Recent MSCE Theses

Dynamic Response Assessment and Modeling of a Small Wind Turbine Structure
Molly Pruess, MSCE May 2013     
Advisor: Dr. Damon Fick
Committee Members: Dr. Sangchul Bang, Dr. Lidvin Kjerengtroen

Abstract: Demand for energy is continually increasing worldwide and new sources of energy must be tapped. Small wind turbine (SWT) energy production output will have an important role in the energy future of rural homes and farming operations. SWTs are often located on sites with less than ideal wind conditions, resulting in more turbulent wind loading and a larger dynamic input. A better understanding of the dynamic frequencies of small wind turbines could lead to more efficient structural and foundation designs. By analyzing raw dynamic measurements from three types of measurement transducers (pressure cells, tiltmeters, and strain gages) using a fast Fourier transform, the natural frequencies of vibrations of an 80 ft. SWT were found and compared to three analytical, linear elastic, finite element models. From the data collected, it was concluded that using the upper bound of subgrade modulus design recommendations for spring constant calculations over estimated the first and second measured modal frequencies by approximately 1.5%. Using the lower bound design recommendations underestimated the same measured frequencies by approximately 9%. Verifying the structural design using dynamic analysis is achievable if the structural geometry and a reasonable range of engineering soil properties for the soil type are well understood.

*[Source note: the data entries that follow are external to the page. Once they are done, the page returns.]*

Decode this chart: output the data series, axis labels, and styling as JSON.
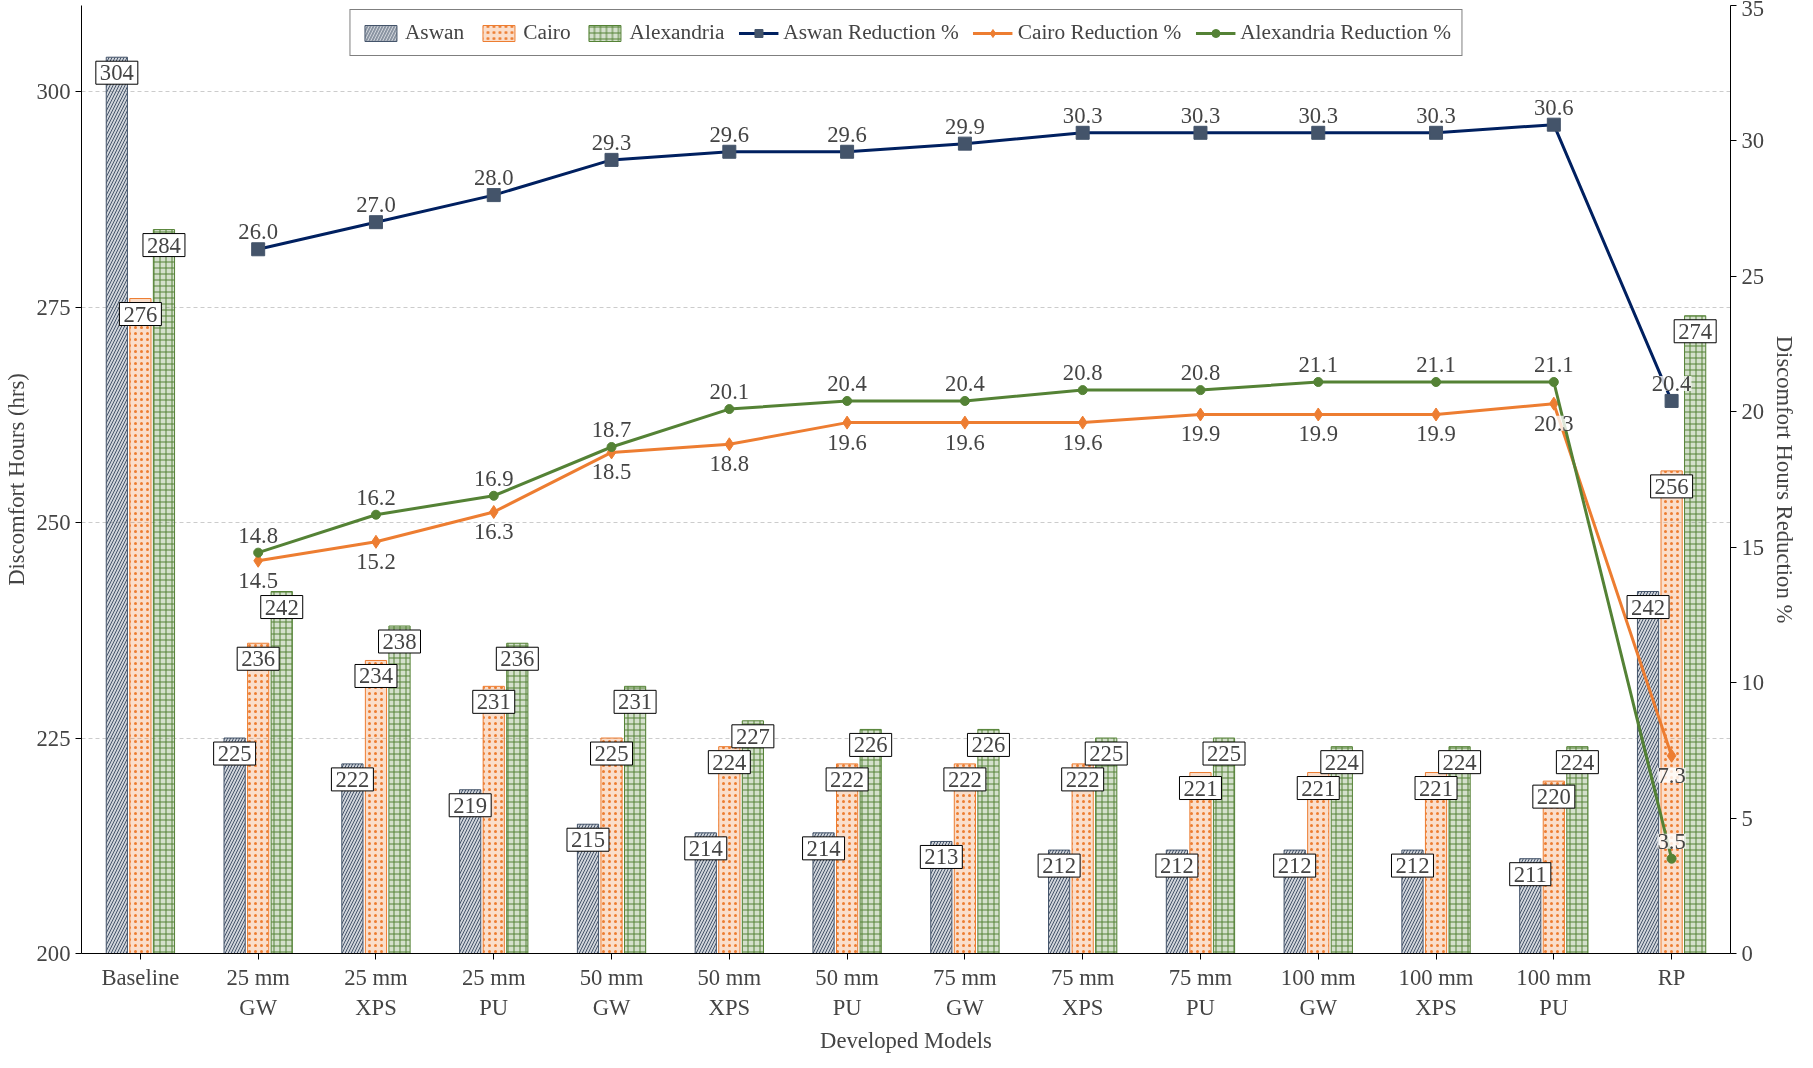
{
  "chart_data": {
    "type": "bar",
    "xlabel": "Developed Models",
    "ylabel": "Discomfort Hours (hrs)",
    "y2label": "Discomfort Hours Reduction %",
    "categories": [
      "Baseline",
      "25 mm\nGW",
      "25 mm\nXPS",
      "25 mm\nPU",
      "50 mm\nGW",
      "50 mm\nXPS",
      "50 mm\nPU",
      "75 mm\nGW",
      "75 mm\nXPS",
      "75 mm\nPU",
      "100 mm\nGW",
      "100 mm\nXPS",
      "100 mm\nPU",
      "RP"
    ],
    "series": [
      {
        "name": "Aswan",
        "color": "#44546a",
        "values": [
          304,
          225,
          222,
          219,
          215,
          214,
          214,
          213,
          212,
          212,
          212,
          212,
          211,
          242
        ]
      },
      {
        "name": "Cairo",
        "color": "#ed7d31",
        "values": [
          276,
          236,
          234,
          231,
          225,
          224,
          222,
          222,
          222,
          221,
          221,
          221,
          220,
          256
        ]
      },
      {
        "name": "Alexandria",
        "color": "#548235",
        "values": [
          284,
          242,
          238,
          236,
          231,
          227,
          226,
          226,
          225,
          225,
          224,
          224,
          224,
          274
        ]
      },
      {
        "name": "Aswan Reduction %",
        "type": "line",
        "axis": "y2",
        "marker": "square",
        "color": "#002060",
        "values": [
          null,
          26.0,
          27.0,
          28.0,
          29.3,
          29.6,
          29.6,
          29.9,
          30.3,
          30.3,
          30.3,
          30.3,
          30.6,
          20.4
        ],
        "value_labels": [
          null,
          "26.0",
          "27.0",
          "28.0",
          "29.3",
          "29.6",
          "29.6",
          "29.9",
          "30.3",
          "30.3",
          "30.3",
          "30.3",
          "30.6",
          "20.4"
        ]
      },
      {
        "name": "Cairo Reduction %",
        "type": "line",
        "axis": "y2",
        "marker": "diamond",
        "color": "#ed7d31",
        "values": [
          null,
          14.5,
          15.2,
          16.3,
          18.5,
          18.8,
          19.6,
          19.6,
          19.6,
          19.9,
          19.9,
          19.9,
          20.3,
          7.3
        ],
        "value_labels": [
          null,
          "14.5",
          "15.2",
          "16.3",
          "18.5",
          "18.8",
          "19.6",
          "19.6",
          "19.6",
          "19.9",
          "19.9",
          "19.9",
          "20.3",
          "7.3"
        ]
      },
      {
        "name": "Alexandria Reduction %",
        "type": "line",
        "axis": "y2",
        "marker": "circle",
        "color": "#548235",
        "values": [
          null,
          14.8,
          16.2,
          16.9,
          18.7,
          20.1,
          20.4,
          20.4,
          20.8,
          20.8,
          21.1,
          21.1,
          21.1,
          3.5
        ],
        "value_labels": [
          null,
          "14.8",
          "16.2",
          "16.9",
          "18.7",
          "20.1",
          "20.4",
          "20.4",
          "20.8",
          "20.8",
          "21.1",
          "21.1",
          "21.1",
          "3.5"
        ]
      }
    ],
    "ylim": [
      200,
      310
    ],
    "yticks": [
      200,
      225,
      250,
      275,
      300
    ],
    "y2lim": [
      0,
      35
    ],
    "y2ticks": [
      0,
      5,
      10,
      15,
      20,
      25,
      30,
      35
    ],
    "grid": "y",
    "legend": "top",
    "data_labels": true
  }
}
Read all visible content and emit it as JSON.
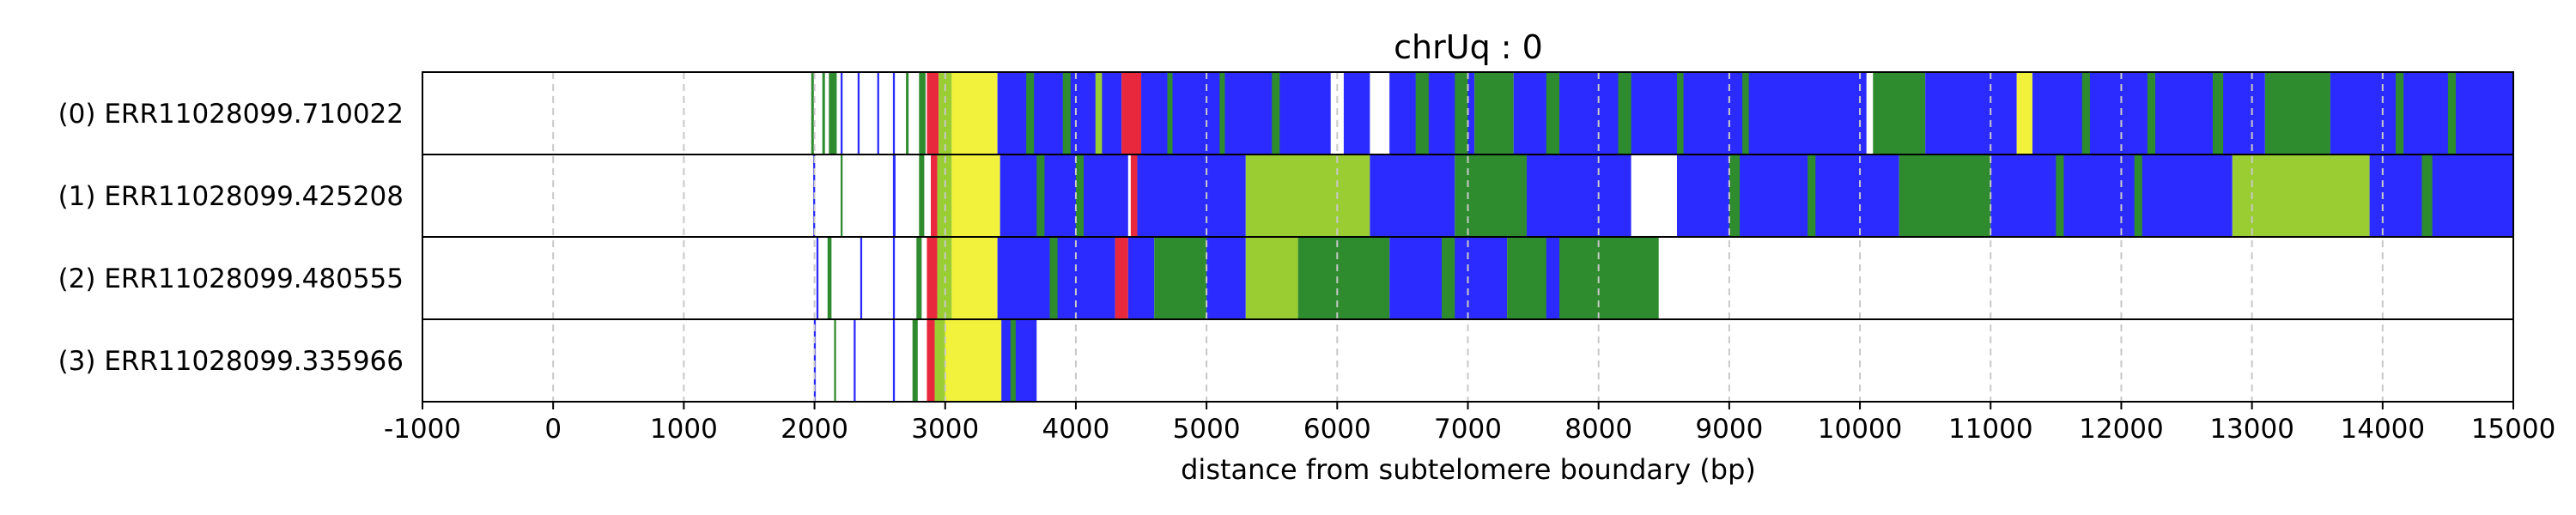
{
  "chart_data": {
    "type": "heatmap",
    "title": "chrUq : 0",
    "xlabel": "distance from subtelomere boundary (bp)",
    "xlim": [
      -1000,
      15000
    ],
    "xticks": [
      -1000,
      0,
      1000,
      2000,
      3000,
      4000,
      5000,
      6000,
      7000,
      8000,
      9000,
      10000,
      11000,
      12000,
      13000,
      14000,
      15000
    ],
    "xtick_labels": [
      "-1000",
      "0",
      "1000",
      "2000",
      "3000",
      "4000",
      "5000",
      "6000",
      "7000",
      "8000",
      "9000",
      "10000",
      "11000",
      "12000",
      "13000",
      "14000",
      "15000"
    ],
    "grid": "vertical dashed",
    "colors": {
      "blue": "#2b2bff",
      "green": "#2e8b2e",
      "yellow": "#f2f23c",
      "yellowgreen": "#9acd32",
      "red": "#e8283c",
      "white": "#ffffff",
      "grid": "#c8c8c8"
    },
    "rows": [
      {
        "label": "(0) ERR11028099.710022",
        "extent": [
          1970,
          15000
        ],
        "segments": [
          [
            1975,
            1995,
            "green"
          ],
          [
            2060,
            2080,
            "green"
          ],
          [
            2110,
            2170,
            "green"
          ],
          [
            2200,
            2215,
            "blue"
          ],
          [
            2330,
            2345,
            "blue"
          ],
          [
            2480,
            2495,
            "blue"
          ],
          [
            2600,
            2615,
            "blue"
          ],
          [
            2700,
            2720,
            "green"
          ],
          [
            2800,
            2850,
            "green"
          ],
          [
            2860,
            2950,
            "red"
          ],
          [
            2950,
            3050,
            "yellowgreen"
          ],
          [
            3050,
            3400,
            "yellow"
          ],
          [
            3400,
            4350,
            "blue"
          ],
          [
            3620,
            3680,
            "green"
          ],
          [
            3900,
            3960,
            "green"
          ],
          [
            4150,
            4200,
            "yellowgreen"
          ],
          [
            4350,
            4500,
            "red"
          ],
          [
            4500,
            5950,
            "blue"
          ],
          [
            4700,
            4740,
            "green"
          ],
          [
            5100,
            5140,
            "green"
          ],
          [
            5500,
            5560,
            "green"
          ],
          [
            6050,
            6250,
            "blue"
          ],
          [
            6400,
            7050,
            "blue"
          ],
          [
            6600,
            6700,
            "green"
          ],
          [
            6900,
            7000,
            "green"
          ],
          [
            7050,
            7350,
            "green"
          ],
          [
            7350,
            10050,
            "blue"
          ],
          [
            7600,
            7700,
            "green"
          ],
          [
            8150,
            8250,
            "green"
          ],
          [
            8600,
            8650,
            "green"
          ],
          [
            9100,
            9150,
            "green"
          ],
          [
            10100,
            10500,
            "green"
          ],
          [
            10500,
            11200,
            "blue"
          ],
          [
            11200,
            11320,
            "yellow"
          ],
          [
            11320,
            13100,
            "blue"
          ],
          [
            11700,
            11760,
            "green"
          ],
          [
            12200,
            12260,
            "green"
          ],
          [
            12700,
            12780,
            "green"
          ],
          [
            13100,
            13600,
            "green"
          ],
          [
            13600,
            15000,
            "blue"
          ],
          [
            14100,
            14160,
            "green"
          ],
          [
            14500,
            14560,
            "green"
          ]
        ]
      },
      {
        "label": "(1) ERR11028099.425208",
        "extent": [
          1980,
          15000
        ],
        "segments": [
          [
            1990,
            2005,
            "blue"
          ],
          [
            2200,
            2215,
            "green"
          ],
          [
            2600,
            2620,
            "blue"
          ],
          [
            2800,
            2840,
            "green"
          ],
          [
            2890,
            2940,
            "red"
          ],
          [
            2940,
            3050,
            "yellowgreen"
          ],
          [
            3050,
            3420,
            "yellow"
          ],
          [
            3420,
            4400,
            "blue"
          ],
          [
            3700,
            3760,
            "green"
          ],
          [
            4000,
            4060,
            "green"
          ],
          [
            4420,
            4470,
            "red"
          ],
          [
            4470,
            5300,
            "blue"
          ],
          [
            5300,
            6250,
            "yellowgreen"
          ],
          [
            6250,
            6900,
            "blue"
          ],
          [
            6900,
            7450,
            "green"
          ],
          [
            7450,
            8250,
            "blue"
          ],
          [
            8250,
            8600,
            "white"
          ],
          [
            8600,
            10300,
            "blue"
          ],
          [
            9000,
            9080,
            "green"
          ],
          [
            9600,
            9660,
            "green"
          ],
          [
            10300,
            11000,
            "green"
          ],
          [
            11000,
            12850,
            "blue"
          ],
          [
            11500,
            11560,
            "green"
          ],
          [
            12100,
            12160,
            "green"
          ],
          [
            12850,
            13900,
            "yellowgreen"
          ],
          [
            13900,
            15000,
            "blue"
          ],
          [
            14300,
            14380,
            "green"
          ]
        ]
      },
      {
        "label": "(2) ERR11028099.480555",
        "extent": [
          2010,
          8460
        ],
        "segments": [
          [
            2015,
            2030,
            "blue"
          ],
          [
            2100,
            2130,
            "green"
          ],
          [
            2350,
            2365,
            "blue"
          ],
          [
            2600,
            2615,
            "blue"
          ],
          [
            2780,
            2820,
            "green"
          ],
          [
            2860,
            2940,
            "red"
          ],
          [
            2940,
            3050,
            "yellowgreen"
          ],
          [
            3050,
            3400,
            "yellow"
          ],
          [
            3400,
            4300,
            "blue"
          ],
          [
            3800,
            3860,
            "green"
          ],
          [
            4300,
            4400,
            "red"
          ],
          [
            4400,
            4600,
            "blue"
          ],
          [
            4600,
            5000,
            "green"
          ],
          [
            5000,
            5300,
            "blue"
          ],
          [
            5300,
            5700,
            "yellowgreen"
          ],
          [
            5700,
            6400,
            "green"
          ],
          [
            6400,
            7300,
            "blue"
          ],
          [
            6800,
            6900,
            "green"
          ],
          [
            7300,
            8460,
            "green"
          ],
          [
            7600,
            7700,
            "blue"
          ]
        ]
      },
      {
        "label": "(3) ERR11028099.335966",
        "extent": [
          1990,
          3700
        ],
        "segments": [
          [
            1995,
            2010,
            "blue"
          ],
          [
            2150,
            2165,
            "green"
          ],
          [
            2300,
            2315,
            "blue"
          ],
          [
            2600,
            2615,
            "blue"
          ],
          [
            2750,
            2790,
            "green"
          ],
          [
            2860,
            2920,
            "red"
          ],
          [
            2920,
            3000,
            "yellowgreen"
          ],
          [
            3000,
            3430,
            "yellow"
          ],
          [
            3430,
            3700,
            "blue"
          ],
          [
            3500,
            3540,
            "green"
          ]
        ]
      }
    ]
  }
}
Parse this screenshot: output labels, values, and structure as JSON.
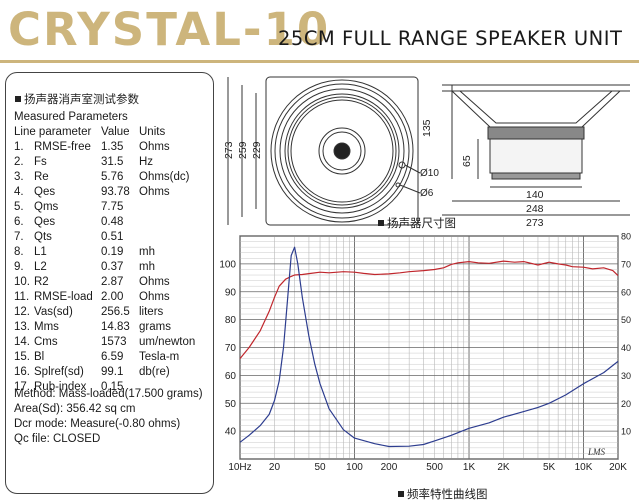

Evaluating Temporal and Spatial Scale Issues with Hydrologic Models
Dol Raj Chalise, MSCE Fall 2013
Advisor: Dr. Thomas Fontaine
Committee Members: Dr. Scott Kenner, Dr. Adel Haj

Abstract: The relative accuracy of rainfall runoff models is an important issue. Some models may perform better than others in specific scenarios (e.g. wet vs. dry climates; forested vs. agricultural land use; long vs. short time steps for simulation). Two widely used models were selected for comparison to simulate runoff for watersheds in the Black Hills of South Dakota. The two models, the Precipitation Runoff Modeling System (PRMS) and Hydrological Simulation Program Fortran (HSPF), are both semi distributed, deterministic hydrological tools that simulate the impacts of precipitation, land use and climate on basin hydrology and streamflow. PRMS is primarily used by the U.S. Geological Survey (USGS) to simulate basin hydrology across the United States. HSPF is used by a larger base of public and government modelers to simulate basin hydrology, sediment processes, and water quality worldwide. One of the primary applications of this research is to help potential users to select the more appropriate hydrologic model, HSPF or PRMS, when working with a specific size of watershed. Results indicate that the HSPF better estimated annual, monthly, and daily water budget than the PRMS for a small watershed. The HSPF better estimated annual water budget than the PRMS for a large watershed. The PRMS betters estimated monthly and daily water budget than the HSPF for a large watershed when wet and dry periods were calibrated individually. The results indicate that the temporal and spatial scale variability influences the accuracy of HSPF and PRMS model simulations. The study suggests that an appropriate selection of a model for specific size of a watershed should be based on a specific hydrologic question that a user is seeking to answer.